High Density Compact City disebut-sebut sebagai model untuk kehidupan yang berkelanjutan. Para perencana membayangkan kota-kota kecil dengan kepadatan tinggi yang akan mengurangi perluasan ruang kota; menciptakan tempat di mana orang dapat tinggal lebih dekat dengan tempat kerja, tidak terlalu mengandalkan metode transportasi yang merusak lingkungan, dan mengurangi jejak karbon kolektif.
Model perencanaan terbaru ini muncul sebagai kritik terhadap pendekatan perencanaan kota yang berlebihan yang diadopsi oleh para pendukung Gerakan Kota Taman; di mana perkembangan pesat mengakibatkan urban sprawl menyebabkan peningkatan ketergantungan mobil dan kerusakan lingkungan yang tidak dapat diperbaiki. Pendukung kota kompak, seperti Jane Jacobs, telah lama berpendapat bahwa konfigurasi padat dan kepadatan tinggi menghasilkan massa kritis orang yang mampu mendukung bisnis, infrastruktur yang lebih baik, dan komunitas yang lebih hidup.

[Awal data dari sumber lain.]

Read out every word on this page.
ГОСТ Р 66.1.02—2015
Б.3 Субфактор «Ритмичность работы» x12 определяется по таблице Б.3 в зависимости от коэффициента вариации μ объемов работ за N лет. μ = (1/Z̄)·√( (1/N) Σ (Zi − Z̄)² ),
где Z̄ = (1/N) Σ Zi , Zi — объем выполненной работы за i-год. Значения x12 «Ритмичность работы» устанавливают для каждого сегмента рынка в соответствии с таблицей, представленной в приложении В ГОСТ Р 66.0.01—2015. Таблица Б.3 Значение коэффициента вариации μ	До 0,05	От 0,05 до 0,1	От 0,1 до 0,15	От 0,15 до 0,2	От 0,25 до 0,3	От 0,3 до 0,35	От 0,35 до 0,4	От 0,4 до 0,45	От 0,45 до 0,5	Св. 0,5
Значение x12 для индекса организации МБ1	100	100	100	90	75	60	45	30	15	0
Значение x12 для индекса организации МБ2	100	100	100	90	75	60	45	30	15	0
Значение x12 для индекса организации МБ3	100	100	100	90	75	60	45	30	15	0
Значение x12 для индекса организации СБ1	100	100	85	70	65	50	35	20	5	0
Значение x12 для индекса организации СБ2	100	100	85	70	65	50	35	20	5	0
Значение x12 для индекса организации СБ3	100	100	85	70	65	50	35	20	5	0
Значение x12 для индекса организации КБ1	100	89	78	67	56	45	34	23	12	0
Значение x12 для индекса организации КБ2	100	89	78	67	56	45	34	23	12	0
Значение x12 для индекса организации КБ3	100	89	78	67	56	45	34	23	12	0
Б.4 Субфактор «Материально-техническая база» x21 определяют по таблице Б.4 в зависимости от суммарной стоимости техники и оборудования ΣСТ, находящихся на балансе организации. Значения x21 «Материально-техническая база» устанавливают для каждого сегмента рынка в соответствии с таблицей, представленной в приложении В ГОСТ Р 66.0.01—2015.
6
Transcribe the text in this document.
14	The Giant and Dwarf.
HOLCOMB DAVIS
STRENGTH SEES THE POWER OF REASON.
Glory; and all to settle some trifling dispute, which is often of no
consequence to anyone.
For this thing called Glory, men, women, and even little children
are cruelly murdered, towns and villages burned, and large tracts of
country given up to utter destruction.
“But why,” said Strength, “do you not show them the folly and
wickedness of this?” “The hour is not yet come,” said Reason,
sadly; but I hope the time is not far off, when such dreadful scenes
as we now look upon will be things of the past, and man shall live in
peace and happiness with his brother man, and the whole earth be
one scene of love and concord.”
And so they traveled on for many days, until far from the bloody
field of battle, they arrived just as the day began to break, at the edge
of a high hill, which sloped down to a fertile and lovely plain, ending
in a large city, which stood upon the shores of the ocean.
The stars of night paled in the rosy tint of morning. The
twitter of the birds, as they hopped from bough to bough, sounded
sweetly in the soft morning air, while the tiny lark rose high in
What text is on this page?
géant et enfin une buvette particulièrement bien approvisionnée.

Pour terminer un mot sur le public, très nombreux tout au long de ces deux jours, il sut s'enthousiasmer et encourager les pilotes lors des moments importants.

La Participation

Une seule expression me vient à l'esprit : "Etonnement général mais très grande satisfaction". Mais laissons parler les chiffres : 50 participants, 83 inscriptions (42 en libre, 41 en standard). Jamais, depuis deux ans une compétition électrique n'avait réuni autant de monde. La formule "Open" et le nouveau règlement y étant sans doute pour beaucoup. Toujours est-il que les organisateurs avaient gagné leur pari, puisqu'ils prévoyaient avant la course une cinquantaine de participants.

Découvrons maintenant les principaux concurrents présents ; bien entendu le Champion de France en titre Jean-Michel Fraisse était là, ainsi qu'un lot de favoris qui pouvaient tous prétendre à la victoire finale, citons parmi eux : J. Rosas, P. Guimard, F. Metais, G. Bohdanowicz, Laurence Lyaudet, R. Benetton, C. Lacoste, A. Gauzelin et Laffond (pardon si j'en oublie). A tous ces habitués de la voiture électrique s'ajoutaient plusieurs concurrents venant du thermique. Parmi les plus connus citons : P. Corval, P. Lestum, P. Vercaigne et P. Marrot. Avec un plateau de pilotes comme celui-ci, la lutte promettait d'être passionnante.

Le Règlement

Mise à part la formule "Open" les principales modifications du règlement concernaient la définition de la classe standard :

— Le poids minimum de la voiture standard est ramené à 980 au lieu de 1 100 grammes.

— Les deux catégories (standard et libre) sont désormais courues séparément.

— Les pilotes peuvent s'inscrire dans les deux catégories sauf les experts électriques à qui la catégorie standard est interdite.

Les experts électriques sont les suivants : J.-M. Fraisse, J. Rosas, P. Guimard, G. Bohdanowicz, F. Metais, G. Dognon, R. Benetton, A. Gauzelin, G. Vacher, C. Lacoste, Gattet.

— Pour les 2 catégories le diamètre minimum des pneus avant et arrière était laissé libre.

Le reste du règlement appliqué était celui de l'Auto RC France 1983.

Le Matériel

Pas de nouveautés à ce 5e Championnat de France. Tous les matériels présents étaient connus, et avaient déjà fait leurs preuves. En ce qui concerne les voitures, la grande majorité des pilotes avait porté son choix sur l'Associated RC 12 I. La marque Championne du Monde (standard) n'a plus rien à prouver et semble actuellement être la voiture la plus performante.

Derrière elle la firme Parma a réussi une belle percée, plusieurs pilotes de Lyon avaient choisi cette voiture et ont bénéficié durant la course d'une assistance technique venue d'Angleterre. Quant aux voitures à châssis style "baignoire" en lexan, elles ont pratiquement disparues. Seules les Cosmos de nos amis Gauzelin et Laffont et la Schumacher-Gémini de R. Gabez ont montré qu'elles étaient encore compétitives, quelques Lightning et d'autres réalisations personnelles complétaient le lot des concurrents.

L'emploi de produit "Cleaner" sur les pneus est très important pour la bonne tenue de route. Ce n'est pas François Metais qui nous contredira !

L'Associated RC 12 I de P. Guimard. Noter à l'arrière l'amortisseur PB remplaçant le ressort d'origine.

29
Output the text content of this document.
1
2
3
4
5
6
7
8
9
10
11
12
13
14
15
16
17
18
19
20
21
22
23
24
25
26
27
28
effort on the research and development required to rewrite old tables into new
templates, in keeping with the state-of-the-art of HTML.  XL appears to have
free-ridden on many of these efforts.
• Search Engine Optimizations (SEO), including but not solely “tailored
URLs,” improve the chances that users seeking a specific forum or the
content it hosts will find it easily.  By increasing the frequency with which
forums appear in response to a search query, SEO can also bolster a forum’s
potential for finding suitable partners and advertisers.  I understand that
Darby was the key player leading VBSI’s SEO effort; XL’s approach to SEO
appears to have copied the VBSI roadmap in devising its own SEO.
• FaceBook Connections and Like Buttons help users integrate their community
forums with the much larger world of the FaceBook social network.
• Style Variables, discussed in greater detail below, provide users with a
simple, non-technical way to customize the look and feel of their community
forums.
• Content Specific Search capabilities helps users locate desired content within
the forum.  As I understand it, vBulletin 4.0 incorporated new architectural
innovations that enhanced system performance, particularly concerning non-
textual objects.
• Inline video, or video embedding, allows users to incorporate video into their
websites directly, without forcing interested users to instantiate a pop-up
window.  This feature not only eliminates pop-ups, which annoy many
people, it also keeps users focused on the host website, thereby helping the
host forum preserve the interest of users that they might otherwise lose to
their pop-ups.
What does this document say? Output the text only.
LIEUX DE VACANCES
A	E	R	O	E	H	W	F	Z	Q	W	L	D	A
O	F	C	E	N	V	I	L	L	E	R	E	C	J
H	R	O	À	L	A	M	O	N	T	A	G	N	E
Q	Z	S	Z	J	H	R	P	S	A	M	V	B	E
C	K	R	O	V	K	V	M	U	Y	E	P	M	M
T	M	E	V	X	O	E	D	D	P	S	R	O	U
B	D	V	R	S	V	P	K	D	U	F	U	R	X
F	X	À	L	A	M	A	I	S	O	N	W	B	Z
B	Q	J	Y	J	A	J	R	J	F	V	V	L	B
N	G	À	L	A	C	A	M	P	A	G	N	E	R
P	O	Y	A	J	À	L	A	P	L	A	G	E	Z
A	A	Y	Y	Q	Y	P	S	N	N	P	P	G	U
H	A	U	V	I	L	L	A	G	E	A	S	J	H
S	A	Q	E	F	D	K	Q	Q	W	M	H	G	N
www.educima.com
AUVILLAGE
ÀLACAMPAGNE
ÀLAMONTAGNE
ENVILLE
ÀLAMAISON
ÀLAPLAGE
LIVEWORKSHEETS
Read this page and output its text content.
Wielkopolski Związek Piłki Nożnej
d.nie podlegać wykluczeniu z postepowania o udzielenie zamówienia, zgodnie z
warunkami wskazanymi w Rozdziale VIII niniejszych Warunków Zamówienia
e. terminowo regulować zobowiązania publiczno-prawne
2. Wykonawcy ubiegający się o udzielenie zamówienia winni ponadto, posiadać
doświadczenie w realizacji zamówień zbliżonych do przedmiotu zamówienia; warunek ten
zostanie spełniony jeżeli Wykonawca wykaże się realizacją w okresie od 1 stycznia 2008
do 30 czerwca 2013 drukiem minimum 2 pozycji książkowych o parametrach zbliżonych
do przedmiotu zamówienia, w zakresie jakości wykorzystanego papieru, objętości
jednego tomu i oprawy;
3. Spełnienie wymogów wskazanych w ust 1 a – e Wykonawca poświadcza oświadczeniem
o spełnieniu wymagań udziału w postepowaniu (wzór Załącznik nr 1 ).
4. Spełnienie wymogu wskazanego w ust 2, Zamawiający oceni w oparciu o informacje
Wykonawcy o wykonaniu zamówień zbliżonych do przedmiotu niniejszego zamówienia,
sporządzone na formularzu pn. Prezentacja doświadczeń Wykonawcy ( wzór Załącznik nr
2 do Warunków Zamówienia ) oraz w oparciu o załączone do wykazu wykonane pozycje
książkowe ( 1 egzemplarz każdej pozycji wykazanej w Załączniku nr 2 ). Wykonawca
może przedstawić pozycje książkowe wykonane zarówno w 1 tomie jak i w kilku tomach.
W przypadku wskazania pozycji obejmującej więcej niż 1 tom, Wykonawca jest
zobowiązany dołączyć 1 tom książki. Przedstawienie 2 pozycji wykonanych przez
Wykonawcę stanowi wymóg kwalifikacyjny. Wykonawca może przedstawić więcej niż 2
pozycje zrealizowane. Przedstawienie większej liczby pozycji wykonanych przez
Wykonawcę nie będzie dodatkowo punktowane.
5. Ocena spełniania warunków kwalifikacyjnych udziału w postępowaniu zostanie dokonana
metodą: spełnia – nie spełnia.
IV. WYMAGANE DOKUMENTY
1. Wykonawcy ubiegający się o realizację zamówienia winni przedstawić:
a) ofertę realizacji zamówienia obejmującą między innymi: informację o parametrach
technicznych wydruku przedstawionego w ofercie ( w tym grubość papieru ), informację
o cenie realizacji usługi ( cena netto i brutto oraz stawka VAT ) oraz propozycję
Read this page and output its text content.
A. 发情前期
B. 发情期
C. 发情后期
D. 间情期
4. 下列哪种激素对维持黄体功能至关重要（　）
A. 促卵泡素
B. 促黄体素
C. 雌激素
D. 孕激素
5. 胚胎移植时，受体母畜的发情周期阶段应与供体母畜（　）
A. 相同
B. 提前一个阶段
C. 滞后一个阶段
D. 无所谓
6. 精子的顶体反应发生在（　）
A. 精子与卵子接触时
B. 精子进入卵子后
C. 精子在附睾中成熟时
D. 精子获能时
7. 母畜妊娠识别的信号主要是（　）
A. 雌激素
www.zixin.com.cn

Model Compact City berjanji untuk memecahkan banyak jika tidak semua masalah ini dan bahkan meningkatkan kualitas hidup kita di kota. Ini adalah model yang relatif realistis sehubungan dengan ekspansi penduduk dan sangat kuat dalam ekonomi aglomerasi. Ini berfungsi atas dasar bahwa semakin tinggi kepadatan penduduk yang terkurung dalam ruang kecil, semakin rendah anggaran untuk infrastruktur transportasi (angkutan umum, parkir, jalan dll …). Jarak yang dekat juga memungkinkan penyediaan infrastruktur limbah, air, dan listrik yang efisien dengan mudah. Selain itu, jarak yang dekat akan memungkinkan bisnis dan penduduk untuk memetik hasil yang lebih baik dari aglomerasi yang menghemat biaya transportasi dan waktu sambil mendapatkan manfaat dari layanan terbaik. Penghematan besar-besaran ini kemudian akan disalurkan kembali dalam peningkatan fasilitas dan peningkatan kualitas hidup.
Dibandingkan dengan model perencanaan sebelumnya, model kota kompak tidak berusaha untuk secara sadar membatasi populasi di wilayah tertentu, ini secara default merupakan pengembangan kepadatan tinggi. Juga tidak bertahan dalam mendefinisikan dan memisahkan zona kegiatan. Ketersediaan lahan yang terbatas membutuhkan pendekatan penggunaan campuran dengan campuran fasilitas komersial, perumahan, institusional dan rekreasi. Zonasi jika masih diterapkan mungkin tidak lagi planar.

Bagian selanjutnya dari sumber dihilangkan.